# Heater A/C compressor Azure Dynamics



## Madmac (Mar 14, 2008)

Could not find any data on the heater so reversed engineered it.
The unit has 4 heating element with opto isolated drive and two thermistor heat sensors.

Each heater is driven by 500V 2SK3132 FET. The gate supply is by resistor dropper from the high voltage with a zener regulator. A normal closed thermal switch turns off the gate supply if unit over heats. 
The input is opto isolator with a total of 1K current limit resistors. The 4 inputs are connected to a common 12 volt rail. By connecting the heater input to 0V rail will turn on the heater.

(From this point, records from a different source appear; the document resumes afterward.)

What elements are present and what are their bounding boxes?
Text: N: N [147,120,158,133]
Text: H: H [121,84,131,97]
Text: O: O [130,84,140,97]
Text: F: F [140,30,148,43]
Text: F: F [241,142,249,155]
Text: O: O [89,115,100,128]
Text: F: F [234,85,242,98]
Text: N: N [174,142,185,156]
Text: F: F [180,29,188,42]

The two thermistors share a common connection and at room temperature are approx 47K

As far as I can work out overall heater rating is 5KW / 6KW. The ratings seem to be..
Heater 1 - 1KW5 or 2KW
Heater 2 - 1KW5 or 2KW
Heater 3 - 1KW
Heater 4 - 1KW

Pinouts

1 Heater 3
2 Heater 2
3 Heater 1
4 +12V
5 Thermistor LV end heater out
6 Thermistor HV end heater in
7 Thermistor common
8 Heater 4

I have a few internal photos if needed. I have not run the heater in a vehicle to confirm details.


As for the compressor you will need to get someone to sniff the CAN bus.


----------



## Brian_rides_bikes (Jun 4, 2013)

did you ever get this heater up and running?


----------